By a Wittig reaction in (C)₆H₅)₃P^_-CH₂ ^_In the system is converted into R⁷⁰、R⁷¹And A⁴The compounds of the general formulae (IV-IX) having the abovementioned meanings, with subsequent introduction of the hydroxyl function by means of osmium tetroxide,

and if desired, at R⁶⁹、R⁷⁰、R⁷¹And/or A⁴The substituents listed below may be converted or introduced by conventional methods, preferably by reduction, oxidation, cleavage of protecting groups and/or nucleophilic substitution.
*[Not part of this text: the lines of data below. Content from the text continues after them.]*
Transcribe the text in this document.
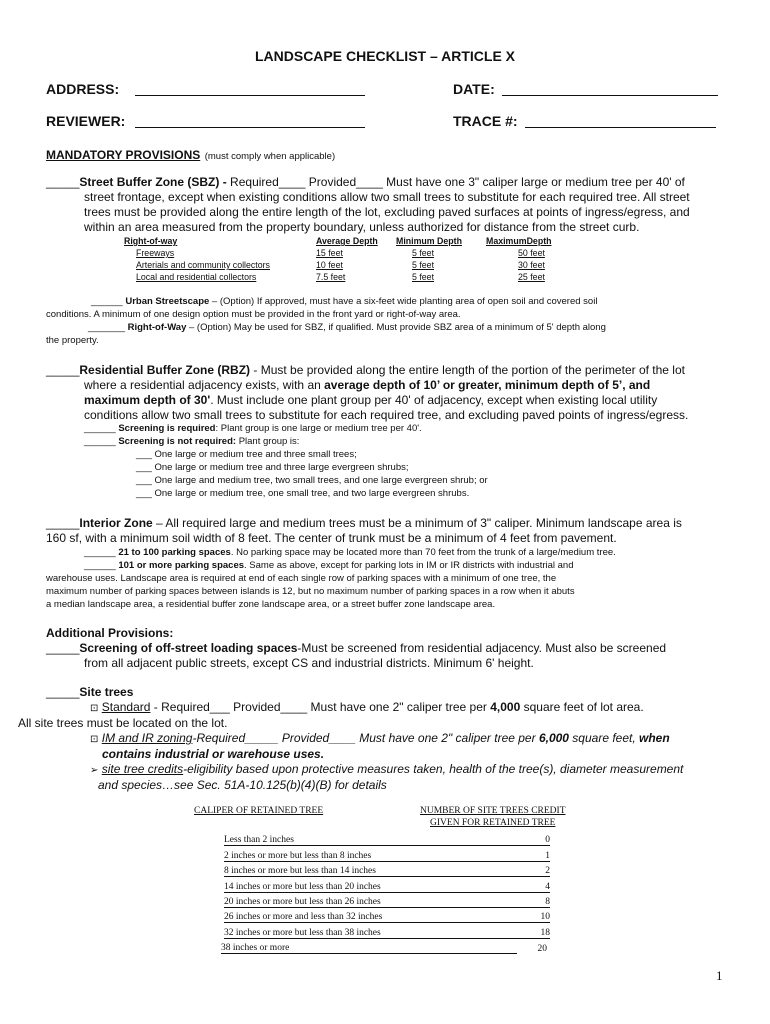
LANDSCAPE CHECKLIST – ARTICLE X
ADDRESS:	DATE:
REVIEWER:	TRACE #:
MANDATORY PROVISIONS (must comply when applicable)
_____ Street Buffer Zone (SBZ) - Required____ Provided____ Must have one 3" caliper large or medium tree per 40' of
street frontage, except when existing conditions allow two small trees to substitute for each required tree. All street
trees must be provided along the entire length of the lot, excluding paved surfaces at points of ingress/egress, and
within an area measured from the property boundary, unless authorized for distance from the street curb.
Right-of-way	Average Depth	Minimum Depth	MaximumDepth
Freeways	15 feet	5 feet	50 feet
Arterials and community collectors	10 feet	5 feet	30 feet
Local and residential collectors	7.5 feet	5 feet	25 feet
______ Urban Streetscape – (Option) If approved, must have a six-feet wide planting area of open soil and covered soil
conditions. A minimum of one design option must be provided in the front yard or right-of-way area.
_______ Right-of-Way – (Option) May be used for SBZ, if qualified. Must provide SBZ area of a minimum of 5' depth along
the property.
_____Residential Buffer Zone (RBZ) - Must be provided along the entire length of the portion of the perimeter of the lot
where a residential adjacency exists, with an average depth of 10’ or greater, minimum depth of 5’, and
maximum depth of 30'. Must include one plant group per 40' of adjacency, except when existing local utility
conditions allow two small trees to substitute for each required tree, and excluding paved points of ingress/egress.
______ Screening is required: Plant group is one large or medium tree per 40'.
______ Screening is not required: Plant group is:
___ One large or medium tree and three small trees;
___ One large or medium tree and three large evergreen shrubs;
___ One large and medium tree, two small trees, and one large evergreen shrub; or
___ One large or medium tree, one small tree, and two large evergreen shrubs.
_____Interior Zone – All required large and medium trees must be a minimum of 3" caliper. Minimum landscape area is
160 sf, with a minimum soil width of 8 feet. The center of trunk must be a minimum of 4 feet from pavement.
______ 21 to 100 parking spaces. No parking space may be located more than 70 feet from the trunk of a large/medium tree.
______ 101 or more parking spaces. Same as above, except for parking lots in IM or IR districts with industrial and
warehouse uses. Landscape area is required at end of each single row of parking spaces with a minimum of one tree, the
maximum number of parking spaces between islands is 12, but no maximum number of parking spaces in a row when it abuts
a median landscape area, a residential buffer zone landscape area, or a street buffer zone landscape area.
Additional Provisions:
_____Screening of off-street loading spaces-Must be screened from residential adjacency. Must also be screened
from all adjacent public streets, except CS and industrial districts. Minimum 6' height.
_____Site trees
⊡ Standard - Required___ Provided____ Must have one 2" caliper tree per 4,000 square feet of lot area.
All site trees must be located on the lot.
⊡ IM and IR zoning-Required_____ Provided____ Must have one 2" caliper tree per 6,000 square feet, when
contains industrial or warehouse uses.
➢ site tree credits-eligibility based upon protective measures taken, health of the tree(s), diameter measurement
and species…see Sec. 51A-10.125(b)(4)(B) for details
CALIPER OF RETAINED TREE	NUMBER OF SITE TREES CREDIT
GIVEN FOR RETAINED TREE
Less than 2 inches	0
2 inches or more but less than 8 inches	1
8 inches or more but less than 14 inches	2
14 inches or more but less than 20 inches	4
20 inches or more but less than 26 inches	8
26 inches or more and less than 32 inches	10
32 inches or more but less than 38 inches	18
38 inches or more	20
1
39. A medicament containing at least one compound of the general formula (IV-I) according to claim 34.

40. Pharmaceutical preparation containing at least one compound of the general formula (IV-I) according to claim 34 and at least one organic nitrate (or salt) or NO donor.

41. Pharmaceutical preparations containing at least one compound of the general formula (IV-I) according to claim 34 and at least one compound which inhibits the cleavage of cyclic guanylic acid (cGMP).

42. Use of a compound of general formula (IV-I) according to claim 34 for the preparation of a medicament for the treatment of cardiovascular diseases.

43. Use of a compound of general formula (IV-I) according to claim 34 for the preparation of a medicament for the prevention and combating of the consequences of cerebral infarct events (cerebral stroke) such as stroke, cerebral ischemia and cranio-cerebral trauma.